Many jobs are open to technological threat, but some low-skilled low-wage labor may not be worth replacing: instead, higher-skill work could be vulnerable because the savings are greater. But while robots may steal some jobs, they will also create many new ones.

And technology can improve productivity, allowing workers doing menial tasks to focus on higher-value – possibly better-paid – work. It can free doctors to focus on treatment decisions, release teachers from administrative tasks, or save lawyers from scouring documents for key details.

If labor-market disruption impacts wages and employment, should governments revisit taxation policies? Should they tax robots? And should countries focus on the STEM subjects – Science, Technology, Engineering and Mathematics – plus continued learning to give workers the skills to make the most of ever-evolving technologies?

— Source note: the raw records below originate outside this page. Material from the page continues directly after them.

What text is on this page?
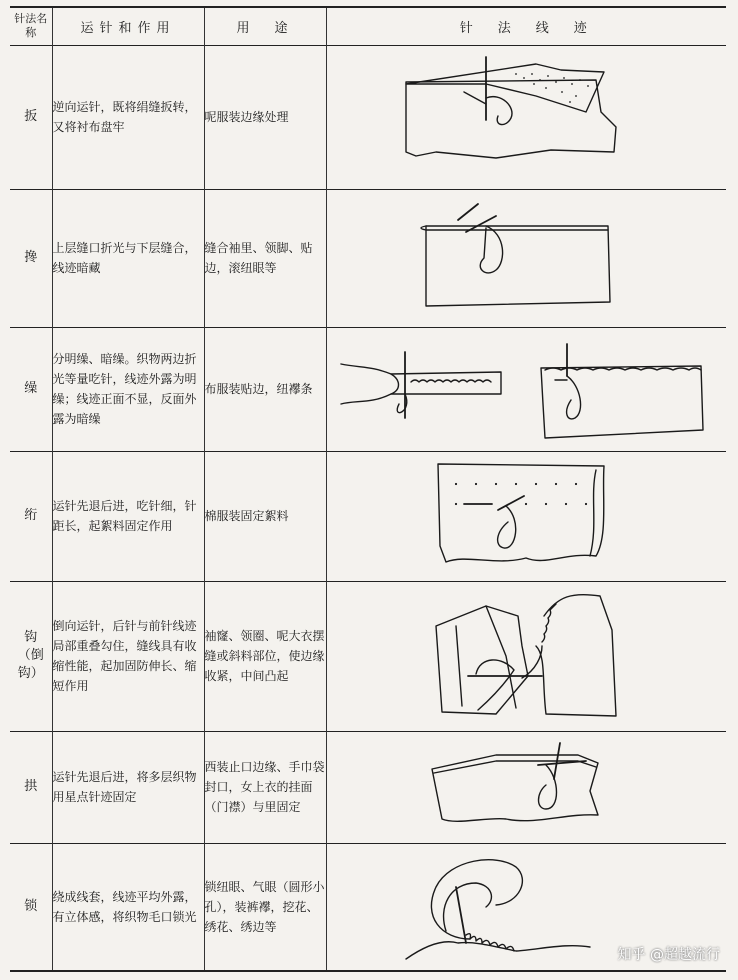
针法名称	运针和作用	用　途	针　法　线　迹
扳	逆向运针，既将绢缝扳转，又将衬布盘牢	呢服装边缘处理	

搀	上层缝口折光与下层缝合，线迹暗藏	缝合袖里、领脚、贴边，滚纽眼等	

缲	分明缲、暗缲。织物两边折光等量吃针，线迹外露为明缲；线迹正面不显，反面外露为暗缲	布服装贴边，纽襻条	

绗	运针先退后进，吃针细，针距长，起絮料固定作用	棉服装固定絮料	

钩
（倒钩）	倒向运针，后针与前针线迹局部重叠勾住，缝线具有收缩性能，起加固防伸长、缩短作用	袖窿、领圈、呢大衣摆缝或斜料部位，使边缘收紧，中间凸起	

拱	运针先退后进，将多层织物用星点针迹固定	西装止口边缘、手巾袋封口，女上衣的挂面（门襟）与里固定	

锁	绕成线套，线迹平均外露，有立体感，将织物毛口锁光	锁纽眼、气眼（圆形小孔），装裤襻，挖花、绣花、绣边等	
知乎 @超越流行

Governments must also think about how measurement of economic growth is affected by new means of consumption. Internet data sources have replaced paid-for encyclopaedias, for instance, while smartphones not only give access to free games, they mean we need no longer need buy alarm clocks, cameras, calculators or even games-consoles or PCs.

And if technology allows flexible working or shorter working weeks, productivity gains may increase leisure time rather than lift GDP. Measures of happiness and wellbeing may be more important than economic growth.

Smartphones allow the world to move away from cash and in response, some central banks are considering creating digital currencies, possibly using blockchain.

We are nevertheless just at the start of a multi-decade wave of disruption, with tech-savvy, young populations setting the pace. The ‘digital native’ generation born after 1990 is better at using computers and consumes things differently.

The share of developed-market consumers from this generation looks set to double by 2030, but in emerging economies it could quadruple to almost 40%. About 600m to 700m people in emerging countries gain access to the internet every year.

The implications are huge. On current trends, the share of US retail sales that are online could rise from 10% today to well over 30% by 2030. In the developed world, workplaces are seeing 1.5m less-IT-literate people leave each year and be replaced by better skilled staff who have grown up using computers.